Conservatives accuse Richard Clarke of using 9/11 revelations to peddle his book, but plenty of Republicans are cashing in on the war on terror.
While Senate Majority Leader Bill Frist quickly backed away from the most damaging assertions he made during his floor tirade against Richard Clarke Friday, admitting that he had no evidence of contradictions in the former counterterror chief's sworn testimony, he stuck to his depiction of Clarke as a rapacious ex-staffer looking to cash in on his past public service.
"I am troubled that someone would sell a book, trading on their service as a government insider with access to our nation's most valuable intelligence, in order to profit from the suffering that this nation endured on Sept. 11, 2001," said the Senate majority leader solemnly. In fact, what really disturbs Frist and other Clarke critics is the prospect of yet another bestseller that portrays the Bush White House in an unflattering light. Because they have no problem with profiteering, from Washington to Baghdad, when the business at hand suits their own partisan or pecuniary purposes.

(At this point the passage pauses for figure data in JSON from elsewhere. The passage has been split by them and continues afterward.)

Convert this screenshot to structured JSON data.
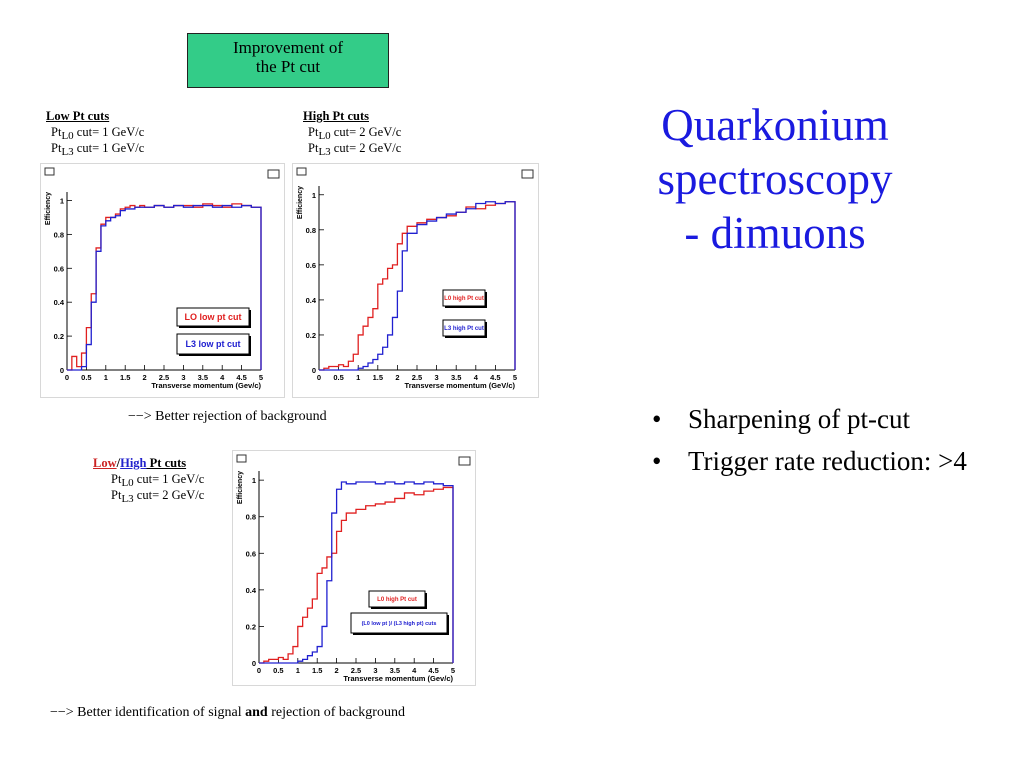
{
  "slide": {
    "title_lines": [
      "Quarkonium",
      "spectroscopy",
      "- dimuons"
    ],
    "title_color": "#1a1adf",
    "improvement_box": {
      "line1": "Improvement of",
      "line2": "the Pt cut",
      "color": "#33cc88"
    },
    "bullets": [
      "Sharpening of pt-cut",
      "Trigger rate reduction: >4"
    ]
  },
  "panels": {
    "low": {
      "heading": "Low Pt cuts",
      "l0": {
        "pt": "Pt",
        "sub": "L0",
        "rest": " cut= 1 GeV/c"
      },
      "l3": {
        "pt": "Pt",
        "sub": "L3",
        "rest": " cut= 1 GeV/c"
      }
    },
    "high": {
      "heading": "High Pt cuts",
      "l0": {
        "pt": "Pt",
        "sub": "L0",
        "rest": " cut= 2 GeV/c"
      },
      "l3": {
        "pt": "Pt",
        "sub": "L3",
        "rest": " cut= 2 GeV/c"
      }
    },
    "mixed": {
      "heading_low": "Low",
      "heading_sep": "/",
      "heading_high": "High",
      "heading_rest": " Pt cuts",
      "low_color": "#cc2222",
      "high_color": "#2222cc",
      "l0": {
        "pt": "Pt",
        "sub": "L0",
        "rest": " cut= 1 GeV/c"
      },
      "l3": {
        "pt": "Pt",
        "sub": "L3",
        "rest": " cut= 2 GeV/c"
      }
    }
  },
  "captions": {
    "top": "−−> Better rejection of background",
    "bottom_pre": "−−> Better identification of signal ",
    "bottom_bold": "and",
    "bottom_post": " rejection of background"
  },
  "chart_data": [
    {
      "type": "line",
      "xlabel": "Transverse momentum (Gev/c)",
      "ylabel": "Efficiency",
      "xlim": [
        0,
        5
      ],
      "ylim": [
        0,
        1.05
      ],
      "xticks": [
        "0",
        "0.5",
        "1",
        "1.5",
        "2",
        "2.5",
        "3",
        "3.5",
        "4",
        "4.5",
        "5"
      ],
      "yticks": [
        "0",
        "0.2",
        "0.4",
        "0.6",
        "0.8",
        "1"
      ],
      "grid": false,
      "series": [
        {
          "name": "LO  low pt cut",
          "color": "#e02020",
          "x": [
            0,
            0.125,
            0.25,
            0.375,
            0.5,
            0.625,
            0.75,
            0.875,
            1,
            1.125,
            1.25,
            1.375,
            1.5,
            1.625,
            1.75,
            1.875,
            2,
            2.25,
            2.5,
            2.75,
            3,
            3.25,
            3.5,
            3.75,
            4,
            4.25,
            4.5,
            4.75,
            5
          ],
          "y": [
            0,
            0.08,
            0.02,
            0.1,
            0.25,
            0.45,
            0.72,
            0.86,
            0.9,
            0.9,
            0.92,
            0.95,
            0.96,
            0.97,
            0.96,
            0.97,
            0.96,
            0.97,
            0.96,
            0.97,
            0.97,
            0.96,
            0.98,
            0.97,
            0.96,
            0.98,
            0.97,
            0.96,
            0
          ]
        },
        {
          "name": "L3 low pt cut",
          "color": "#2020d0",
          "x": [
            0,
            0.125,
            0.25,
            0.375,
            0.5,
            0.625,
            0.75,
            0.875,
            1,
            1.125,
            1.25,
            1.375,
            1.5,
            1.625,
            1.75,
            1.875,
            2,
            2.25,
            2.5,
            2.75,
            3,
            3.25,
            3.5,
            3.75,
            4,
            4.25,
            4.5,
            4.75,
            5
          ],
          "y": [
            0,
            0,
            0,
            0.02,
            0.15,
            0.4,
            0.7,
            0.85,
            0.88,
            0.9,
            0.91,
            0.94,
            0.95,
            0.95,
            0.96,
            0.96,
            0.96,
            0.97,
            0.96,
            0.97,
            0.96,
            0.97,
            0.97,
            0.96,
            0.97,
            0.96,
            0.97,
            0.96,
            0
          ]
        }
      ]
    },
    {
      "type": "line",
      "xlabel": "Transverse momentum (GeV/c)",
      "ylabel": "Efficiency",
      "xlim": [
        0,
        5
      ],
      "ylim": [
        0,
        1.05
      ],
      "xticks": [
        "0",
        "0.5",
        "1",
        "1.5",
        "2",
        "2.5",
        "3",
        "3.5",
        "4",
        "4.5",
        "5"
      ],
      "yticks": [
        "0",
        "0.2",
        "0.4",
        "0.6",
        "0.8",
        "1"
      ],
      "grid": false,
      "series": [
        {
          "name": "L0 high Pt cut",
          "color": "#e02020",
          "x": [
            0,
            0.125,
            0.25,
            0.375,
            0.5,
            0.625,
            0.75,
            0.875,
            1,
            1.125,
            1.25,
            1.375,
            1.5,
            1.625,
            1.75,
            1.875,
            2,
            2.125,
            2.25,
            2.5,
            2.75,
            3,
            3.25,
            3.5,
            3.75,
            4,
            4.25,
            4.5,
            4.75,
            5
          ],
          "y": [
            0,
            0.01,
            0.02,
            0.02,
            0.03,
            0.02,
            0.05,
            0.09,
            0.2,
            0.25,
            0.3,
            0.35,
            0.49,
            0.52,
            0.58,
            0.6,
            0.72,
            0.78,
            0.82,
            0.84,
            0.86,
            0.87,
            0.88,
            0.9,
            0.93,
            0.92,
            0.94,
            0.95,
            0.96,
            0
          ]
        },
        {
          "name": "L3 high Pt cut",
          "color": "#2020d0",
          "x": [
            0,
            0.125,
            0.25,
            0.375,
            0.5,
            0.625,
            0.75,
            0.875,
            1,
            1.125,
            1.25,
            1.375,
            1.5,
            1.625,
            1.75,
            1.875,
            2,
            2.125,
            2.25,
            2.5,
            2.75,
            3,
            3.25,
            3.5,
            3.75,
            4,
            4.25,
            4.5,
            4.75,
            5
          ],
          "y": [
            0,
            0,
            0,
            0,
            0,
            0,
            0,
            0,
            0.01,
            0.02,
            0.04,
            0.06,
            0.09,
            0.13,
            0.2,
            0.3,
            0.45,
            0.68,
            0.78,
            0.83,
            0.85,
            0.87,
            0.89,
            0.9,
            0.92,
            0.95,
            0.96,
            0.95,
            0.96,
            0
          ]
        }
      ]
    },
    {
      "type": "line",
      "xlabel": "Transverse momentum (Gev/c)",
      "ylabel": "Efficiency",
      "xlim": [
        0,
        5
      ],
      "ylim": [
        0,
        1.05
      ],
      "xticks": [
        "0",
        "0.5",
        "1",
        "1.5",
        "2",
        "2.5",
        "3",
        "3.5",
        "4",
        "4.5",
        "5"
      ],
      "yticks": [
        "0",
        "0.2",
        "0.4",
        "0.6",
        "0.8",
        "1"
      ],
      "grid": false,
      "series": [
        {
          "name": "L0 high Pt cut",
          "color": "#e02020",
          "x": [
            0,
            0.125,
            0.25,
            0.375,
            0.5,
            0.625,
            0.75,
            0.875,
            1,
            1.125,
            1.25,
            1.375,
            1.5,
            1.625,
            1.75,
            1.875,
            2,
            2.125,
            2.25,
            2.5,
            2.75,
            3,
            3.25,
            3.5,
            3.75,
            4,
            4.25,
            4.5,
            4.75,
            5
          ],
          "y": [
            0,
            0.01,
            0.02,
            0.02,
            0.03,
            0.02,
            0.05,
            0.09,
            0.2,
            0.25,
            0.3,
            0.35,
            0.49,
            0.52,
            0.58,
            0.6,
            0.72,
            0.78,
            0.82,
            0.84,
            0.86,
            0.87,
            0.88,
            0.9,
            0.93,
            0.92,
            0.94,
            0.95,
            0.96,
            0
          ]
        },
        {
          "name": "(L0 low pt )/ (L3 high pt) cuts",
          "color": "#2020d0",
          "x": [
            0,
            0.125,
            0.25,
            0.375,
            0.5,
            0.625,
            0.75,
            0.875,
            1,
            1.125,
            1.25,
            1.375,
            1.5,
            1.625,
            1.75,
            1.875,
            2,
            2.125,
            2.25,
            2.5,
            2.75,
            3,
            3.25,
            3.5,
            3.75,
            4,
            4.25,
            4.5,
            4.75,
            5
          ],
          "y": [
            0,
            0,
            0,
            0,
            0,
            0,
            0,
            0,
            0.01,
            0.02,
            0.04,
            0.06,
            0.09,
            0.2,
            0.45,
            0.82,
            0.95,
            0.99,
            0.98,
            0.99,
            0.99,
            0.98,
            0.99,
            0.98,
            0.99,
            0.98,
            0.99,
            0.98,
            0.97,
            0
          ]
        }
      ]
    }
  ]
}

For example, Frist displayed no such qualms when he published his own little tome on bioterrorism in March 2002, titled "When Every Moment Counts: What You Need to Know About Bioterrorism From the Senate's Only Doctor." During the anthrax mail attacks that followed Sept. 11, he showed up almost daily on television news programs to discuss the threat. That allowed him to reap further publicity and royalties from public fears by tapping out the "essential manual" that promised to save the lives of readers and their families in the event of a bioterror assault (for only $29.90 retail). Perhaps the government ought to inform and protect citizens against bioterror, but Frist immediately recognized a promising privatization opportunity.

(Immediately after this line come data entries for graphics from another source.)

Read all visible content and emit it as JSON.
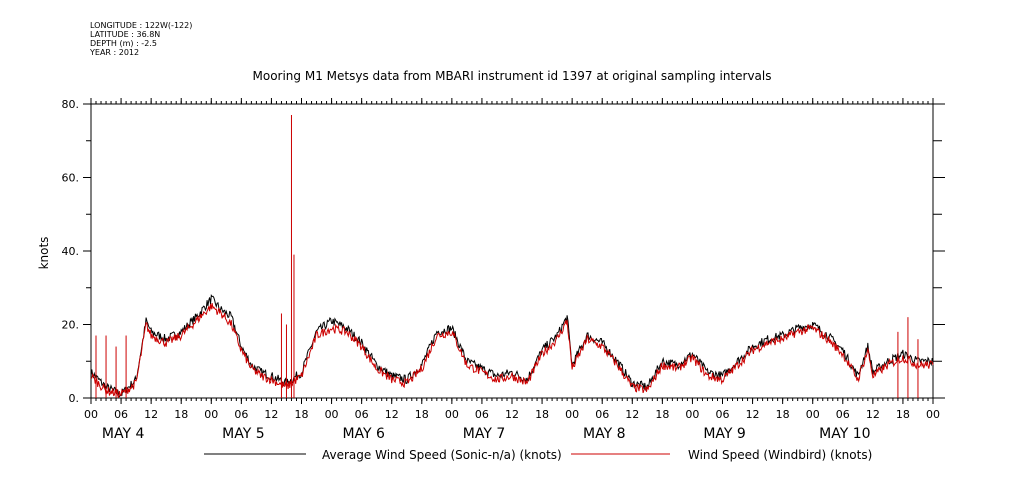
{
  "header": {
    "longitude": "LONGITUDE : 122W(-122)",
    "latitude": "LATITUDE : 36.8N",
    "depth": "DEPTH (m) : -2.5",
    "year": "YEAR : 2012"
  },
  "chart_data": {
    "type": "line",
    "title": "Mooring M1 Metsys data from MBARI instrument id 1397 at original sampling intervals",
    "ylabel": "knots",
    "xlabel": "",
    "ylim": [
      0,
      80
    ],
    "yticks": [
      0,
      20,
      40,
      60,
      80
    ],
    "ytick_labels": [
      "0.",
      "20.",
      "40.",
      "60.",
      "80."
    ],
    "xlim_hours": [
      0,
      168
    ],
    "hour_tick_labels": [
      "00",
      "06",
      "12",
      "18",
      "00",
      "06",
      "12",
      "18",
      "00",
      "06",
      "12",
      "18",
      "00",
      "06",
      "12",
      "18",
      "00",
      "06",
      "12",
      "18",
      "00",
      "06",
      "12",
      "18",
      "00",
      "06",
      "12",
      "18",
      "00"
    ],
    "day_labels": [
      {
        "text": "MAY  4",
        "day": "2012-05-04"
      },
      {
        "text": "MAY  5",
        "day": "2012-05-05"
      },
      {
        "text": "MAY  6",
        "day": "2012-05-06"
      },
      {
        "text": "MAY  7",
        "day": "2012-05-07"
      },
      {
        "text": "MAY  8",
        "day": "2012-05-08"
      },
      {
        "text": "MAY  9",
        "day": "2012-05-09"
      },
      {
        "text": "MAY 10",
        "day": "2012-05-10"
      }
    ],
    "legend_position": "bottom",
    "series": [
      {
        "name": "Average Wind Speed (Sonic-n/a) (knots)",
        "color": "#000000",
        "x": [
          "2012-05-04 00:00",
          "2012-05-04 03:00",
          "2012-05-04 06:00",
          "2012-05-04 09:00",
          "2012-05-04 11:00",
          "2012-05-04 12:00",
          "2012-05-04 15:00",
          "2012-05-04 18:00",
          "2012-05-04 21:00",
          "2012-05-05 00:00",
          "2012-05-05 02:00",
          "2012-05-05 04:00",
          "2012-05-05 06:00",
          "2012-05-05 08:00",
          "2012-05-05 10:00",
          "2012-05-05 12:00",
          "2012-05-05 15:00",
          "2012-05-05 18:00",
          "2012-05-05 21:00",
          "2012-05-06 00:00",
          "2012-05-06 03:00",
          "2012-05-06 06:00",
          "2012-05-06 09:00",
          "2012-05-06 12:00",
          "2012-05-06 15:00",
          "2012-05-06 18:00",
          "2012-05-06 21:00",
          "2012-05-07 00:00",
          "2012-05-07 03:00",
          "2012-05-07 06:00",
          "2012-05-07 09:00",
          "2012-05-07 12:00",
          "2012-05-07 15:00",
          "2012-05-07 18:00",
          "2012-05-07 21:00",
          "2012-05-07 23:00",
          "2012-05-08 00:00",
          "2012-05-08 03:00",
          "2012-05-08 06:00",
          "2012-05-08 09:00",
          "2012-05-08 12:00",
          "2012-05-08 15:00",
          "2012-05-08 18:00",
          "2012-05-08 21:00",
          "2012-05-09 00:00",
          "2012-05-09 03:00",
          "2012-05-09 06:00",
          "2012-05-09 09:00",
          "2012-05-09 12:00",
          "2012-05-09 15:00",
          "2012-05-09 18:00",
          "2012-05-09 21:00",
          "2012-05-10 00:00",
          "2012-05-10 03:00",
          "2012-05-10 06:00",
          "2012-05-10 09:00",
          "2012-05-10 11:00",
          "2012-05-10 12:00",
          "2012-05-10 15:00",
          "2012-05-10 18:00",
          "2012-05-10 21:00",
          "2012-05-11 00:00"
        ],
        "values": [
          7,
          3,
          1,
          5,
          21,
          18,
          16,
          18,
          22,
          27,
          24,
          22,
          14,
          9,
          7,
          6,
          4,
          7,
          18,
          21,
          19,
          15,
          9,
          6,
          5,
          9,
          18,
          19,
          10,
          8,
          6,
          7,
          5,
          13,
          17,
          22,
          9,
          17,
          15,
          10,
          4,
          3,
          10,
          9,
          12,
          7,
          6,
          10,
          14,
          16,
          17,
          19,
          20,
          17,
          13,
          6,
          14,
          7,
          10,
          12,
          10,
          10
        ]
      },
      {
        "name": "Wind Speed (Windbird) (knots)",
        "color": "#cc0000",
        "x": [
          "2012-05-04 00:00",
          "2012-05-04 03:00",
          "2012-05-04 06:00",
          "2012-05-04 09:00",
          "2012-05-04 11:00",
          "2012-05-04 12:00",
          "2012-05-04 15:00",
          "2012-05-04 18:00",
          "2012-05-04 21:00",
          "2012-05-05 00:00",
          "2012-05-05 02:00",
          "2012-05-05 04:00",
          "2012-05-05 06:00",
          "2012-05-05 08:00",
          "2012-05-05 10:00",
          "2012-05-05 12:00",
          "2012-05-05 15:00",
          "2012-05-05 18:00",
          "2012-05-05 21:00",
          "2012-05-06 00:00",
          "2012-05-06 03:00",
          "2012-05-06 06:00",
          "2012-05-06 09:00",
          "2012-05-06 12:00",
          "2012-05-06 15:00",
          "2012-05-06 18:00",
          "2012-05-06 21:00",
          "2012-05-07 00:00",
          "2012-05-07 03:00",
          "2012-05-07 06:00",
          "2012-05-07 09:00",
          "2012-05-07 12:00",
          "2012-05-07 15:00",
          "2012-05-07 18:00",
          "2012-05-07 21:00",
          "2012-05-07 23:00",
          "2012-05-08 00:00",
          "2012-05-08 03:00",
          "2012-05-08 06:00",
          "2012-05-08 09:00",
          "2012-05-08 12:00",
          "2012-05-08 15:00",
          "2012-05-08 18:00",
          "2012-05-08 21:00",
          "2012-05-09 00:00",
          "2012-05-09 03:00",
          "2012-05-09 06:00",
          "2012-05-09 09:00",
          "2012-05-09 12:00",
          "2012-05-09 15:00",
          "2012-05-09 18:00",
          "2012-05-09 21:00",
          "2012-05-10 00:00",
          "2012-05-10 03:00",
          "2012-05-10 06:00",
          "2012-05-10 09:00",
          "2012-05-10 11:00",
          "2012-05-10 12:00",
          "2012-05-10 15:00",
          "2012-05-10 18:00",
          "2012-05-10 21:00",
          "2012-05-11 00:00"
        ],
        "values": [
          6,
          2,
          1,
          4,
          20,
          17,
          15,
          17,
          21,
          25,
          23,
          20,
          13,
          8,
          6,
          5,
          3,
          6,
          17,
          19,
          18,
          14,
          8,
          5,
          4,
          8,
          17,
          18,
          9,
          7,
          5,
          6,
          4,
          12,
          16,
          21,
          8,
          16,
          14,
          9,
          3,
          2,
          9,
          8,
          11,
          6,
          5,
          9,
          13,
          15,
          16,
          18,
          19,
          16,
          12,
          5,
          13,
          6,
          9,
          11,
          9,
          9
        ]
      }
    ],
    "spikes": [
      {
        "series": "Wind Speed (Windbird) (knots)",
        "x": "2012-05-04 01:00",
        "value": 17
      },
      {
        "series": "Wind Speed (Windbird) (knots)",
        "x": "2012-05-04 03:00",
        "value": 17
      },
      {
        "series": "Wind Speed (Windbird) (knots)",
        "x": "2012-05-04 05:00",
        "value": 14
      },
      {
        "series": "Wind Speed (Windbird) (knots)",
        "x": "2012-05-04 07:00",
        "value": 17
      },
      {
        "series": "Wind Speed (Windbird) (knots)",
        "x": "2012-05-05 14:00",
        "value": 23
      },
      {
        "series": "Wind Speed (Windbird) (knots)",
        "x": "2012-05-05 15:00",
        "value": 20
      },
      {
        "series": "Wind Speed (Windbird) (knots)",
        "x": "2012-05-05 16:00",
        "value": 77
      },
      {
        "series": "Wind Speed (Windbird) (knots)",
        "x": "2012-05-05 16:30",
        "value": 39
      },
      {
        "series": "Wind Speed (Windbird) (knots)",
        "x": "2012-05-10 17:00",
        "value": 18
      },
      {
        "series": "Wind Speed (Windbird) (knots)",
        "x": "2012-05-10 19:00",
        "value": 22
      },
      {
        "series": "Wind Speed (Windbird) (knots)",
        "x": "2012-05-10 21:00",
        "value": 16
      }
    ]
  }
}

Republicans like Frist certainly aren't complaining about Karen Hughes, the once and future Bush advisor and ghostwriter whose new book, "Ten Minutes from Normal," will debut tonight on ABC's "20/20." Why should they complain? According to the Fort Worth Star-Telegram, Hughes dutifully "avoids controversial subjects, giving scant attention to the war in Iraq and the exploding federal deficit," while hinting that her boss may well have been chosen by God to combat terrorism, borrowing from the Old Testament Book of Esther to ask whether Bush had "come to a royal position for such a time as this." If that sounds undemocratic and possibly blasphemous, it's just politics -- and business -- as usual among the Lone Star profiteers.